Some may argue that this exemption gives banks an unfair advantage. But the rationale behind Article 86 is not institutional favoritism — it is system preservation. Solvent banks are presumed to be reliable precisely so they can continue performing their role in the economy. If courts undermine this presumption, they inadvertently weaken the safeguards built into the law. And in doing so, they confuse equality before the law with blindness to institutional purpose.
There is also a striking irony in how courts handle risk. While the financial system operates with fine-tuned models of systemic risk, judges approach Article 86 with a kind of abstract suspicion. They demand guarantees not because there is a credible threat to the public interest, but because they view legal uniformity as a higher value than functional solvency. The result is a regime where legal formality eclipses financial logic.

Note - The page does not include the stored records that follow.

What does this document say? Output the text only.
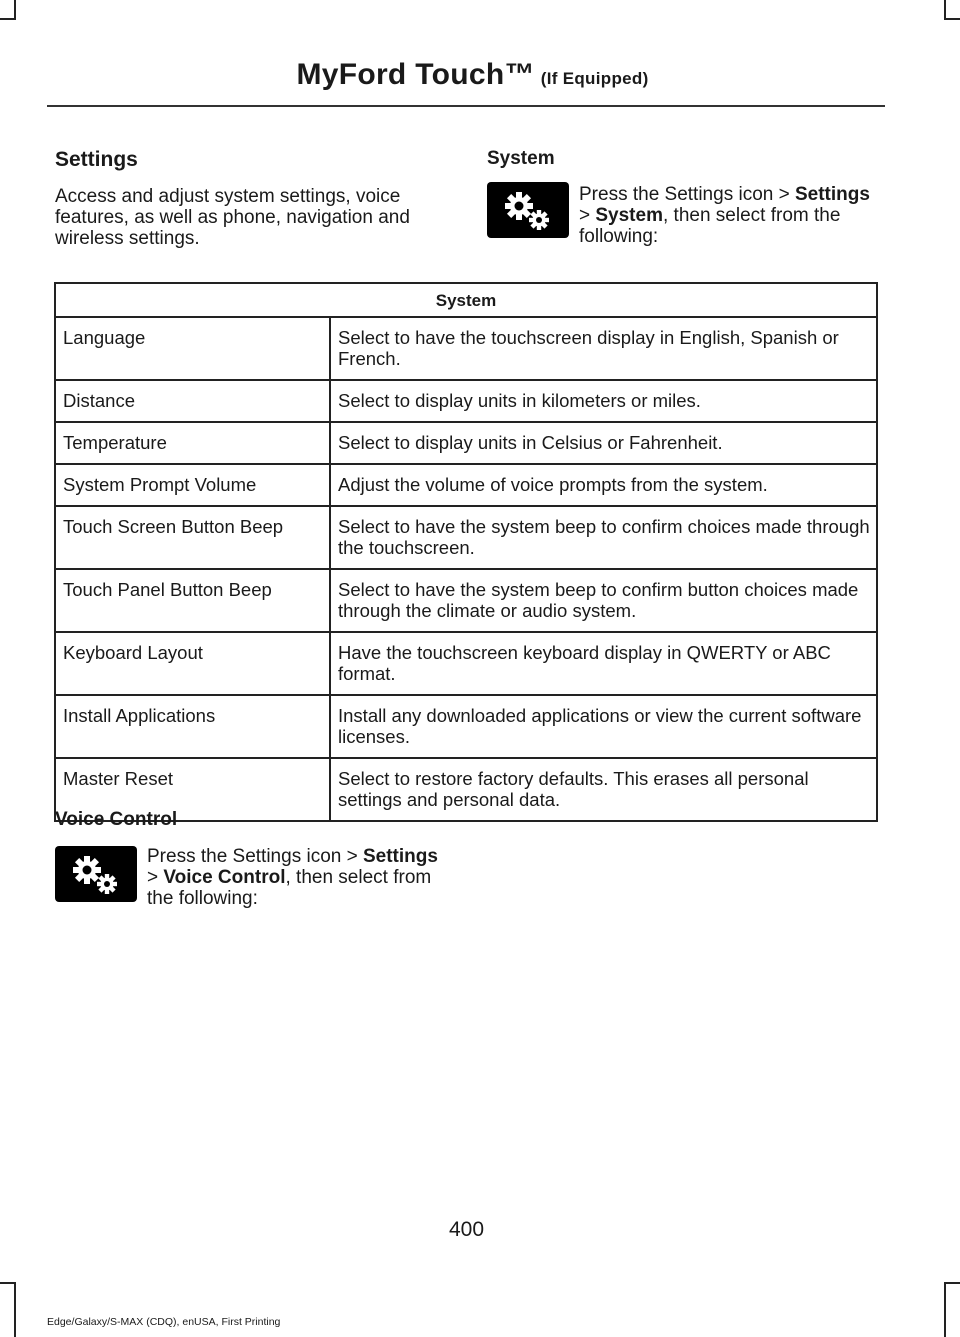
MyFord Touch™ (If Equipped)
Settings
Access and adjust system settings, voice features, as well as phone, navigation and wireless settings.
System
Press the Settings icon > Settings > System, then select from the following:
System	
Language	Select to have the touchscreen display in English, Spanish or French.
Distance	Select to display units in kilometers or miles.
Temperature	Select to display units in Celsius or Fahrenheit.
System Prompt Volume	Adjust the volume of voice prompts from the system.
Touch Screen Button Beep	Select to have the system beep to confirm choices made through the touchscreen.
Touch Panel Button Beep	Select to have the system beep to confirm button choices made through the climate or audio system.
Keyboard Layout	Have the touchscreen keyboard display in QWERTY or ABC format.
Install Applications	Install any downloaded applications or view the current software licenses.
Master Reset	Select to restore factory defaults. This erases all personal settings and personal data.
Voice Control
Press the Settings icon > Settings > Voice Control, then select from the following:
400
Edge/Galaxy/S-MAX (CDQ), enUSA, First Printing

This judicial posture betrays a failure of interpretation. Legal norms must be read in context — not only in their doctrinal setting, but in their institutional and economic purpose. Article 86 is not a procedural footnote; it is a financial norm designed to keep the wheels of credit turning. If judges do not apply it accordingly, they risk turning legal instruments into dead letters — norms that say one thing but mean nothing in practice.
What is most concerning is not merely that courts have failed to apply the law in light of banks’ role in the economy — it is that not a single judicial opinion has examined the actual purpose of the norm. None has asked why Article 86 exists, or how its underlying rationale connects to financial function. This absence of analysis reveals a troubling gap: a lack of financial understanding not only among judges, but also among litigants, who have failed to frame the issue accordingly. If lawyers do not argue the economic logic behind the norm — and courts do not inquire into it — the legal system ends up applying banking law without grasping banking reality. The result is interpretation in a vacuum, where formal process is preserved, but substantive coherence is lost.
To restore coherence, courts must shift their lens. They must understand that when banks are required to post guarantees, the cost is not borne by the institution — the economy bears it. The capital that should be fueling investment is diverted into procedural limbo. And the courts, far from protecting justice, become unwitting obstacles to financial flow.
In a country where liquidity is precious and the rule of law is fragile, the judicial system cannot afford to misread the function of the norms it applies. Article 86 is not ambiguous. Its meaning is clear. What remains is for judges to read it not just legally, but economically.